Wilson is returning to Suzhou, which is known as the “Venice of the East,” with its beautiful gardens and many canals, to compete yet again for a coveted gold medal.

“It was an exciting first visit to China, where I felt very much at home,” she said before leaving. “The people involved in the exhibition were gracious, and very professional. We learned at the end of the show that we had received medals for a number of our entries. Needless to say, I was thrilled to have won gold for my western painted turtle.”

Most of the exhibition takes place in a modern museum, which is located amongst artist studios and galleries on the outskirts of Suzhou.

Last year, the carvers were kept busy after the show, touring the many studios belonging to masters in the field.

“This was the most intriguing and instructive of our missions and forays,” said Wilson. “Shopping for diamond tools was also a priority for our entire group.”

The artists that invested in new and classic equipment from Suzhou have clearly benefited in the ensuing months, added Wilson.

“There has been a ripple of interest and appreciation coming from the global jade carving community after seeing the results on social media pages,” she said. “This is only the beginning of a new era where new ideas and exotic jades from all over the world will be viewed and celebrated by those that carve and collect jade in China.”

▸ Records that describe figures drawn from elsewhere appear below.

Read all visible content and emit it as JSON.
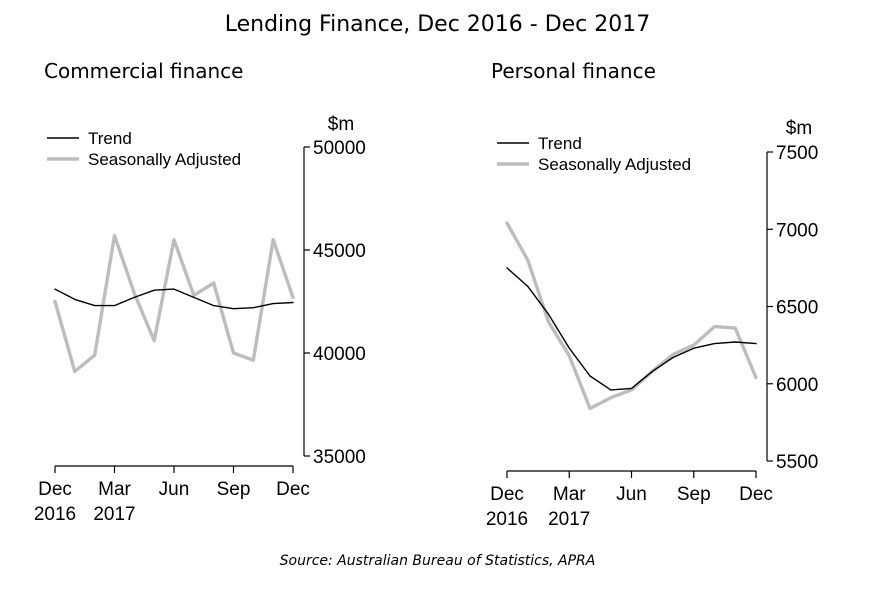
{
  "title": "Lending Finance, Dec 2016 - Dec 2017",
  "source": "Source: Australian Bureau of Statistics, APRA",
  "colors": {
    "trend": "#000000",
    "seasonally_adjusted": "#bdbdbd",
    "axis": "#000000"
  },
  "chart_data": [
    {
      "type": "line",
      "title": "Commercial finance",
      "ylabel": "$m",
      "ylim": [
        35000,
        50000
      ],
      "y_ticks": [
        "50000",
        "45000",
        "40000",
        "35000"
      ],
      "y_tick_values": [
        50000,
        45000,
        40000,
        35000
      ],
      "x": [
        "Dec 2016",
        "Jan 2017",
        "Feb 2017",
        "Mar 2017",
        "Apr 2017",
        "May 2017",
        "Jun 2017",
        "Jul 2017",
        "Aug 2017",
        "Sep 2017",
        "Oct 2017",
        "Nov 2017",
        "Dec 2017"
      ],
      "x_ticks": [
        {
          "index": 0,
          "line1": "Dec",
          "line2": "2016"
        },
        {
          "index": 3,
          "line1": "Mar",
          "line2": "2017"
        },
        {
          "index": 6,
          "line1": "Jun",
          "line2": ""
        },
        {
          "index": 9,
          "line1": "Sep",
          "line2": ""
        },
        {
          "index": 12,
          "line1": "Dec",
          "line2": ""
        }
      ],
      "legend": [
        "Trend",
        "Seasonally Adjusted"
      ],
      "legend_position": "top-left",
      "series": [
        {
          "name": "Trend",
          "values": [
            43100,
            42600,
            42300,
            42300,
            42700,
            43050,
            43100,
            42700,
            42300,
            42150,
            42200,
            42400,
            42450
          ]
        },
        {
          "name": "Seasonally Adjusted",
          "values": [
            42500,
            39100,
            39900,
            45700,
            42900,
            40600,
            45500,
            42800,
            43400,
            40000,
            39650,
            45500,
            42700
          ]
        }
      ]
    },
    {
      "type": "line",
      "title": "Personal finance",
      "ylabel": "$m",
      "ylim": [
        5500,
        7500
      ],
      "y_ticks": [
        "7500",
        "7000",
        "6500",
        "6000",
        "5500"
      ],
      "y_tick_values": [
        7500,
        7000,
        6500,
        6000,
        5500
      ],
      "x": [
        "Dec 2016",
        "Jan 2017",
        "Feb 2017",
        "Mar 2017",
        "Apr 2017",
        "May 2017",
        "Jun 2017",
        "Jul 2017",
        "Aug 2017",
        "Sep 2017",
        "Oct 2017",
        "Nov 2017",
        "Dec 2017"
      ],
      "x_ticks": [
        {
          "index": 0,
          "line1": "Dec",
          "line2": "2016"
        },
        {
          "index": 3,
          "line1": "Mar",
          "line2": "2017"
        },
        {
          "index": 6,
          "line1": "Jun",
          "line2": ""
        },
        {
          "index": 9,
          "line1": "Sep",
          "line2": ""
        },
        {
          "index": 12,
          "line1": "Dec",
          "line2": ""
        }
      ],
      "legend": [
        "Trend",
        "Seasonally Adjusted"
      ],
      "legend_position": "top-left",
      "series": [
        {
          "name": "Trend",
          "values": [
            6750,
            6630,
            6450,
            6230,
            6050,
            5960,
            5970,
            6080,
            6170,
            6230,
            6260,
            6270,
            6260
          ]
        },
        {
          "name": "Seasonally Adjusted",
          "values": [
            7040,
            6800,
            6400,
            6180,
            5840,
            5910,
            5960,
            6080,
            6190,
            6250,
            6370,
            6360,
            6040
          ]
        }
      ]
    }
  ]
}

The competition is an important component as well.

This year, participants from New Zealand, the U.K., Europe, Mexico, Russia, and the U.S. as well as Canada will travel to Suzhou to take part in the exhibition and competition.

“Deborah is blazing a trail for female artists,” said Shaw. “Last year, she was the first western woman to exhibit. This year, at least three other women will also show their work.”

The exhibition is organized by the Suzhou Arts and Crafts Association. Suzhou is one of the main carving centres in China.

“Thirty thousand people in the city, which has a population of about 10 million, work in the jade industry. It is estimated that there are approximately a quarter of a million people in China involved in the jade trade,” said Shaw. “China is also the biggest customer for Canadian jade. Tons of it are exported to China every year.”

Every year, hundreds of carvers from around China exhibit in Suzhou at what has become one of the main jade festivals. Last year, a dozen westerners also exhibited.

“This year the number of foreign artists will triple,” said Shaw.